Dalam dialog itu Yesus menyangkut dua hal. Yang pertama, tentang karunia Allah. Kasih karunia Allah berlaku tidak hanya untuk orang Yahudi melainkan untuk seluruh umat manusia tanpa memandang asal, status, jasa dan sebagainya. Sehingga dari sisi Allah, tidak ada lagi perlakuan khusus terhadap sekelompok orang, kasih itu berlaku bagi siapa saja yang mau menyambutnya.
Yang kedua, Yesus berbicara tentang “Air Hidup”. Pembicaraan itu terkesan tidak nyambung. Yesus berbicara tentang air spiritual, sementara perempuan Samaria itu menafsirkannya dengan air harafiah. Namun Yesus terus membimbingnya sehingga perempuan itu mengerti. Perempuan Samaria itu mengerti, meskipun ia adalah orang Samaria yang begitu buruk reputasinya di hadapan orang Yahudi ditambah dengan kehidupan moral susilanya yang kelam dengan bersuamikan lima orang dan kini ia hidup “kumpul kebo”, namun toh Yesus mau menyapa dan memberikan Air Kehidupan itu. Ia layak menerima kasih karunia Tuhan.

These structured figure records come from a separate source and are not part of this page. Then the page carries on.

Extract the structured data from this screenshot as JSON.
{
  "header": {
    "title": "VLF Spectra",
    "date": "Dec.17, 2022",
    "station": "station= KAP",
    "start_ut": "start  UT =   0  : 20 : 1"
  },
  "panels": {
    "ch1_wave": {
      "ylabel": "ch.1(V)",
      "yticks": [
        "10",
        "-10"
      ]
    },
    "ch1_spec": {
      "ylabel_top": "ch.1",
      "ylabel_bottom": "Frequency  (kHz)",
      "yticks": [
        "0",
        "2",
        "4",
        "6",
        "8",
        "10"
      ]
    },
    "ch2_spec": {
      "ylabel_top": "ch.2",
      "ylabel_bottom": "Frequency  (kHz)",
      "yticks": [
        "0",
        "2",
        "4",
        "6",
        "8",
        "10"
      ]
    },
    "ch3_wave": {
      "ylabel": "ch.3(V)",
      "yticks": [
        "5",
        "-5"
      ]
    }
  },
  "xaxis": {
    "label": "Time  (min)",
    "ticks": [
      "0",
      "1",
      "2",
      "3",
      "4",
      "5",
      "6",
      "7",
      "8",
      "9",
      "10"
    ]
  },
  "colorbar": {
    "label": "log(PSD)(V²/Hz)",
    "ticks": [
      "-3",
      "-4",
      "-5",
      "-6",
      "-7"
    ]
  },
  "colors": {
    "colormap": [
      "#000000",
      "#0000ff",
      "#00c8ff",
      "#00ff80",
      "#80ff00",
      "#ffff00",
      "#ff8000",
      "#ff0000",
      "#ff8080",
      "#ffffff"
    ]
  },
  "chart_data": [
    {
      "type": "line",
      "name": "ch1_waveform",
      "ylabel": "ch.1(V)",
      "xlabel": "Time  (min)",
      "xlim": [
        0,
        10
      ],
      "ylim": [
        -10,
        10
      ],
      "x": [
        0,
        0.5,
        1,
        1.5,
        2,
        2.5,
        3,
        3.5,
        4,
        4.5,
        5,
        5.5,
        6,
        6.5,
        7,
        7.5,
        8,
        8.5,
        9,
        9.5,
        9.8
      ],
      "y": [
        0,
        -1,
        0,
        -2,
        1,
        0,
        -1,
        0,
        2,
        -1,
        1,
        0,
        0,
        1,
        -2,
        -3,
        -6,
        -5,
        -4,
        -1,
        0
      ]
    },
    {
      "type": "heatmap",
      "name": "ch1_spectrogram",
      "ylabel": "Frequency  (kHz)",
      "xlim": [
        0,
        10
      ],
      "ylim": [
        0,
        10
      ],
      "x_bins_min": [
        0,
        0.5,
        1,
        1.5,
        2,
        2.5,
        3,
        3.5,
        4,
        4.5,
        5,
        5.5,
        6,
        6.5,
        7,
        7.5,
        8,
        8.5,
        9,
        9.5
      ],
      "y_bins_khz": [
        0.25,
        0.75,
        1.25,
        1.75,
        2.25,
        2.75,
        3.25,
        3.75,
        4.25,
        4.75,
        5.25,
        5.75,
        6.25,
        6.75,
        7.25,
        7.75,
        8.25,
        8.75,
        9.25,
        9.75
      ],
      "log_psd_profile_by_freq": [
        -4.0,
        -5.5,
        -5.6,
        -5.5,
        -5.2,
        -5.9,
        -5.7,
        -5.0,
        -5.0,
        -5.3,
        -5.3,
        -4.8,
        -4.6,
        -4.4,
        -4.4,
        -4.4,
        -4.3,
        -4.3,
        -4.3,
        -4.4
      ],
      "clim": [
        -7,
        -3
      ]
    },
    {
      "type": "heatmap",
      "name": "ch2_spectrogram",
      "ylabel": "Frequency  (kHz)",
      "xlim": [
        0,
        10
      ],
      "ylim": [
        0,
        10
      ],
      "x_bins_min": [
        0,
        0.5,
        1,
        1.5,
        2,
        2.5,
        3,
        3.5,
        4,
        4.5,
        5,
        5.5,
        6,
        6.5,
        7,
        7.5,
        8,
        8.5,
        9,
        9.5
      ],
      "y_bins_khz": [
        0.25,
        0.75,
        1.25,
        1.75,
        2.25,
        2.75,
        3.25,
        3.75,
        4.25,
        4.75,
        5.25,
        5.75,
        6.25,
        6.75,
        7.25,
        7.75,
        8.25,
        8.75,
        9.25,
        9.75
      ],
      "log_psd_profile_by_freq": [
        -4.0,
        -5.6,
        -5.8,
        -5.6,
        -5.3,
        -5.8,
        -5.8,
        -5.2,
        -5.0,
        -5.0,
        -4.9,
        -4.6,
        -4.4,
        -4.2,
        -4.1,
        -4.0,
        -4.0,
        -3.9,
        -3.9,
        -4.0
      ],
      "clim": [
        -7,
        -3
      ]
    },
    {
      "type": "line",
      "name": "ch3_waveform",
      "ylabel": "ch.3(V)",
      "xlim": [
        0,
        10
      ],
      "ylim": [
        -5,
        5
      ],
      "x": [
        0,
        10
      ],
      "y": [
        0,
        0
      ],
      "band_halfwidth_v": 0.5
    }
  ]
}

Yesus telah menerobos dan menghancurkan tembok Yahudi dan Samaria, sehingga terbangun relasi dan komunikasi. Perempuan Samaria itu mengenal Yesus sebagai Mesias. Bagaimana selanjutnya dengan perempuan Samaria? Peempuan ini tidak menikmati Air Hidup itu seorang diri. Dia yang sudah dibebaskan dari hidup masa lalunya dan masuk dalam kasih karuniaNya kini ia menjadi saksiNya. Yohanes 4:39 mencatat, “Dan banyak orang Samaria dari kota itu telah menjadi percaya kepadaNya karena perkataan perempuan itu,..” Perempuan Samaria itu kini meruntuhkan tembok yang mengurung sesamanya untuk menerima kasih karunia Tuhan.
Bagaimana dengan kehidupan iman kita? Apakah kita sibuk membangun “tembok-tembok” pemisah. Membatasi pergaulan dengan orang-orang yang tidak seiman dan yang berbeda dengan kita? Mestinya kita mencontoh perempuan Samaria itu. Manakala menerima kasih karunia Tuhan maka membebaskannya untuk hidup dalam kasih dan kesaksian, menjadi berkat bagi sesama.